Several companies offering technological solutions to this crisis have sprung up recently. Kit Check, for example, uses a machine-learning algorithm that apparently can point to risky prescribing patterns among health care providers, while another, Invistics Corp., relies on cloud-based controlled substance tracking software.
Critics of these programs characterize them as imperfect and potentially toothless, should hospitals not take the proper action in response to warnings of drug diversion by their staff.

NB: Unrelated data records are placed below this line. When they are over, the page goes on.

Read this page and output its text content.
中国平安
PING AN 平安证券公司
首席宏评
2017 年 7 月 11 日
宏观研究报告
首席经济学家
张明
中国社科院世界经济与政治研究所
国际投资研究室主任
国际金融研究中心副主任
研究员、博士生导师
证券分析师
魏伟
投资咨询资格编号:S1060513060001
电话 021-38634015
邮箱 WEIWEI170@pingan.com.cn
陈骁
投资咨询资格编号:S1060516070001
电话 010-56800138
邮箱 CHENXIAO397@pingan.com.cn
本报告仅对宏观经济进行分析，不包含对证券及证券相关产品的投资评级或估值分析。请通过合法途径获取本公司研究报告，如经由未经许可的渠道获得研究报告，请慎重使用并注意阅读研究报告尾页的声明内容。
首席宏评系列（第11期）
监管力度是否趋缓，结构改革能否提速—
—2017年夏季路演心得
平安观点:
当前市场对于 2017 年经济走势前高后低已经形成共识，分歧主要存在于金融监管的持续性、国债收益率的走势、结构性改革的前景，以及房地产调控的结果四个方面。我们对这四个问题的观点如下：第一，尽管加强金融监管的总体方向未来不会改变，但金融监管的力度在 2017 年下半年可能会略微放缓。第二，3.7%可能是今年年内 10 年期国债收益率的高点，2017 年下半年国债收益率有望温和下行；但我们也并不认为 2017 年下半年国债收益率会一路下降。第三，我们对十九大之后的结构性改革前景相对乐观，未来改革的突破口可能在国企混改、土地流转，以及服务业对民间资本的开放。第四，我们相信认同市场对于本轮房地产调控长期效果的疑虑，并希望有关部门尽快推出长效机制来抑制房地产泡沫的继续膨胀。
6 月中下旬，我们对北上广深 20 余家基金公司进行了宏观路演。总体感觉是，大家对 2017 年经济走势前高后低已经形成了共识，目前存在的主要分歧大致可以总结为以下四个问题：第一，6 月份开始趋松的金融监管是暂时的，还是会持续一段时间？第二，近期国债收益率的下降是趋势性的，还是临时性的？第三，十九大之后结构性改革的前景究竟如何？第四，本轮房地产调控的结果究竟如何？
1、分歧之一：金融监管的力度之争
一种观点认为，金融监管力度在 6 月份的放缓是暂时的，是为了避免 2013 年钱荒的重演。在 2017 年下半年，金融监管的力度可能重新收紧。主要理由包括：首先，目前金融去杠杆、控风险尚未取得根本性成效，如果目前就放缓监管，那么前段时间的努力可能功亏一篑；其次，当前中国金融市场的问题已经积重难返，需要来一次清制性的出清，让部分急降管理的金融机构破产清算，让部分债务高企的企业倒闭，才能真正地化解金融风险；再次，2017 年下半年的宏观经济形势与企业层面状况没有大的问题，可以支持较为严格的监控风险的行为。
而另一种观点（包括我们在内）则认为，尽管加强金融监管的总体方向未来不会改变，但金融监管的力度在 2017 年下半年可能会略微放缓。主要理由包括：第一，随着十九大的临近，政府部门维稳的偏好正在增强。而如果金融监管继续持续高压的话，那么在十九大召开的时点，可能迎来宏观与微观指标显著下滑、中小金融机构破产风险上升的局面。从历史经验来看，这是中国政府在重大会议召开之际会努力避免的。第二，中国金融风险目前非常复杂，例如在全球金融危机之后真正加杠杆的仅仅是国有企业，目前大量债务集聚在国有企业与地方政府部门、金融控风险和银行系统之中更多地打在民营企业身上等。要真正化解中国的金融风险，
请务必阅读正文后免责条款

That said, a recent wave of drug diversion scandals in prestigious health care systems, including the University of Michigan Health System and Massachusetts General Hospital, has put other health care providers on higher alert. The two systems were fined by the Drug Enforcement Agency (DEA) for violating provisions of the Controlled Substances Act by failing to engage in sufficient efforts to prevent and respond to drug diversion.
Mass General, which is affiliated with Harvard Medical School, is under orders from the federal government to step up its drug-diversion-fighting game. The health care system is now using a non-AI-powered automated system to track medications and aims to get an AI program up and running by 2021.